International
© Adobe Stock
10.11.2023

Federal government leaves transformation driver foundry industry hanging

The Federal Association of the German Foundry Industry (BDG) considers today's decision by the German government to curb the unrivalled high electricity costs in Germany to be disappointing. Germany's foundries, recognised and key drivers of the transformation to climate neutrality, will thus be denied internationally competitive electricity costs and the economic situation could worsen.

In recent months, the BDG, together with other associations of energy-intensive industrial SMEs and IG Metall, had campaigned for a bridge electricity price of a maximum of 6 cents per kilowatt hour in order to bring the German foundry industry up to an internationally competitive level. Large sections of the SPD and the Greens followed this argument. Federal Minister for Economic Affairs and Climate Action Robert Habeck had only presented his 57-page industrial strategy at the end of October - with the explicitly named instrument of an industrial electricity price to keep key industries in Germany and Europe. Habeck explicitly includes those sectors that are essential for the transformation towards climate neutrality among the parts of German industry that are worth supporting. He explicitly mentions photovoltaics, wind, heat pumps and other sectors that all have one thing in common: Germany's foundry industry contributes significantly to this with components and preliminary products.

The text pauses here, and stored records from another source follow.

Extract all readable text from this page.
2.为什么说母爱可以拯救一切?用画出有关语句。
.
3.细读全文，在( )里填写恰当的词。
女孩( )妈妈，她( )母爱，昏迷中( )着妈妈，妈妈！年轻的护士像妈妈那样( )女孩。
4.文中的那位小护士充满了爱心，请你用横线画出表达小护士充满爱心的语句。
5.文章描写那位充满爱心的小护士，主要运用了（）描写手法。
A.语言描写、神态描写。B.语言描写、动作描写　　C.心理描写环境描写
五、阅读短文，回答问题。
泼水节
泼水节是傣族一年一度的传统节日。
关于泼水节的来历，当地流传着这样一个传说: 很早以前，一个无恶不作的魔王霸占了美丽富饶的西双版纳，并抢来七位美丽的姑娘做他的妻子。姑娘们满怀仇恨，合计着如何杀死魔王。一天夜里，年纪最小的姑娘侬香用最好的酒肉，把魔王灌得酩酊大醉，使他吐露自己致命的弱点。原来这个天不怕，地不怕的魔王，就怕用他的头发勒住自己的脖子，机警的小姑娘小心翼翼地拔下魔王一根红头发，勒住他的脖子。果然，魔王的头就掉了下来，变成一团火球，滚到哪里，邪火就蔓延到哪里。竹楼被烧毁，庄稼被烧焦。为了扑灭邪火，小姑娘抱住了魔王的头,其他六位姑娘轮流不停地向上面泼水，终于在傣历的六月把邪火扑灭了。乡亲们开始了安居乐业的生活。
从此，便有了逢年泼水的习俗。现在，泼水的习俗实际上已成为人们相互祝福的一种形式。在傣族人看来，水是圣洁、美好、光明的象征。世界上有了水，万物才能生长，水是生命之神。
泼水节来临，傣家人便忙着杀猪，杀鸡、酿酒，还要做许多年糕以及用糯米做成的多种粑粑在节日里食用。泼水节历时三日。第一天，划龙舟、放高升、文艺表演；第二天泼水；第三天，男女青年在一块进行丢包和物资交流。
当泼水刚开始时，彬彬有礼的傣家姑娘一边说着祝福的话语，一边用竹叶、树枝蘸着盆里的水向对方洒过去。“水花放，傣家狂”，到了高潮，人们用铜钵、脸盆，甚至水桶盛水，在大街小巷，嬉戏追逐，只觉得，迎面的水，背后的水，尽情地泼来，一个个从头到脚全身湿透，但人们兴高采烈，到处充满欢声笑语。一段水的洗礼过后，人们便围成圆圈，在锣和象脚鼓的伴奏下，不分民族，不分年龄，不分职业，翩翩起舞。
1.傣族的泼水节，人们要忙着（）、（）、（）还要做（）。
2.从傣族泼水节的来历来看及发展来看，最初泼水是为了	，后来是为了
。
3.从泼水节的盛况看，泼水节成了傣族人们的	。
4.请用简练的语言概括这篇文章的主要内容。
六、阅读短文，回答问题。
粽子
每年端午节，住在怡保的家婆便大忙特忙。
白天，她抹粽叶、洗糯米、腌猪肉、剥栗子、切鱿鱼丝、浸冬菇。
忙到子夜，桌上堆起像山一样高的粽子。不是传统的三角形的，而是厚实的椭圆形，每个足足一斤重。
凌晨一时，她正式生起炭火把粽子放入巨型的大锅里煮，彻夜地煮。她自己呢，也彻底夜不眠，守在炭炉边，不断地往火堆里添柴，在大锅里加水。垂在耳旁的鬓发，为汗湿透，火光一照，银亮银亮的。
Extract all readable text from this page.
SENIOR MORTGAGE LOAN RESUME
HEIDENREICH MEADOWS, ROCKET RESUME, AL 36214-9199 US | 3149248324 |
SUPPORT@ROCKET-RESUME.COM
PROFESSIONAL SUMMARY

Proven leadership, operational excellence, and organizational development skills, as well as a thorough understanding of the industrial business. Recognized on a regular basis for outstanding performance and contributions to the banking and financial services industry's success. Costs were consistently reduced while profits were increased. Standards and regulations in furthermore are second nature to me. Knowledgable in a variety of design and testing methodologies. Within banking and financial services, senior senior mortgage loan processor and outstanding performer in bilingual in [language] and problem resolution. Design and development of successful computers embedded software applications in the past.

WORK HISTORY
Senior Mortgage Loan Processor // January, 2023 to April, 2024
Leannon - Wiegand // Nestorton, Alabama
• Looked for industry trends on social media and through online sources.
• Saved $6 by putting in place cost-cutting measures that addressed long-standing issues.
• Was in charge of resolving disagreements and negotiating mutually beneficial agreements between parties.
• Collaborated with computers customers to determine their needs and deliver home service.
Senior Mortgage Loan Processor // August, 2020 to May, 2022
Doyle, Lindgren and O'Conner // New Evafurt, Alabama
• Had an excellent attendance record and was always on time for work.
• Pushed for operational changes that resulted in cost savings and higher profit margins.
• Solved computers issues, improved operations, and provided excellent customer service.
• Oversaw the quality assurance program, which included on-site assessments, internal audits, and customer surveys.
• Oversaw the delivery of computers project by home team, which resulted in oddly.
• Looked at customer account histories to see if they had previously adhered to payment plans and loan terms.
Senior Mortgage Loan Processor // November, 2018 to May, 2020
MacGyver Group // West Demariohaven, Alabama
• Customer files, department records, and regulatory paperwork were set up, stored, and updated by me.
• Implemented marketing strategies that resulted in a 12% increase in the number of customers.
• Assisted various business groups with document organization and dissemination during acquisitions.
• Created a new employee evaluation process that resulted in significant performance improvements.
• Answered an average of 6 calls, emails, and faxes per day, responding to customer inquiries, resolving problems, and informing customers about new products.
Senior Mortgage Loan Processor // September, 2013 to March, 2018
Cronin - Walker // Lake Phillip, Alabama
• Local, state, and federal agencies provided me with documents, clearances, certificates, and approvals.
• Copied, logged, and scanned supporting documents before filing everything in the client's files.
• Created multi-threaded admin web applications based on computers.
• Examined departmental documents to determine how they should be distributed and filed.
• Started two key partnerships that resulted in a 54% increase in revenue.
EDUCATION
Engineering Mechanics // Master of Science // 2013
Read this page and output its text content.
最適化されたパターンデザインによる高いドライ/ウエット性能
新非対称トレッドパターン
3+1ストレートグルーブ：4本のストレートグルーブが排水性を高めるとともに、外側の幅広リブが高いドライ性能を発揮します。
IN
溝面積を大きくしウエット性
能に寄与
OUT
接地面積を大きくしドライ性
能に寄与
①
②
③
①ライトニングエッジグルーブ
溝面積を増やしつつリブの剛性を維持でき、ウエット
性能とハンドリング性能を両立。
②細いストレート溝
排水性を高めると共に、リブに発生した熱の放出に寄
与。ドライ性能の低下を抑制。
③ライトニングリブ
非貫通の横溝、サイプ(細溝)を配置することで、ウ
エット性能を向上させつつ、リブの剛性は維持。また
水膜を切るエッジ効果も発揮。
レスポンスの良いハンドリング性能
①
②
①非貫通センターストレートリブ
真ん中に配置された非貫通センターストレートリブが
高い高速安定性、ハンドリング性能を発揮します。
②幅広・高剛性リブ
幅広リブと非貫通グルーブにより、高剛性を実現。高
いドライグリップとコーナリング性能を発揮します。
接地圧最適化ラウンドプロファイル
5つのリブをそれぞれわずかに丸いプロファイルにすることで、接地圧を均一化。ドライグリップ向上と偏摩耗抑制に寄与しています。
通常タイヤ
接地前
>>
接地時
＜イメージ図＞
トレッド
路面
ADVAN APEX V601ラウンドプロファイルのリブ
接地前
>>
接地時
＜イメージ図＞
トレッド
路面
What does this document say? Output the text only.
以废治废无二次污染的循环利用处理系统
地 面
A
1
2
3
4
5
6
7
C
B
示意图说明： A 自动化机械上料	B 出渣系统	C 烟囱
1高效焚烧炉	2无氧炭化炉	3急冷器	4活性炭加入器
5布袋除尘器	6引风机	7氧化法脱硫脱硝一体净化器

"As an energy-intensive industrial SME, we are committed to the transformation and play a decisive role in it. We are extremely disappointed by today's decisions by the German government because the decision against the bridge electricity price ignores this importance. It is a slap in the face for every foundry," says Max Schumacher, categorising the decisions. "The measures adopted today fall short and could have been implemented earlier. They are a poor result of months of discussion. The bridge electricity price for particularly energy-intensive companies remains an appropriate and effective instrument for securing expertise, security of supply and, not least, jobs in the long term. "

The Managing Director of the Federal Association of the German Foundry Industry summarises: "With today's decision, Scholz and Lindner have prevailed with the argument of budgetary discipline and expenditure reduction. This is extremely short-sighted and unsuitable for making Germany fit for the future under increasingly unstable conditions. As a result, it contradicts the industrial strategy presented by the Minister of Economic Affairs just last week - which is why we will, of course, continue to work on the issue of the industrial electricity price."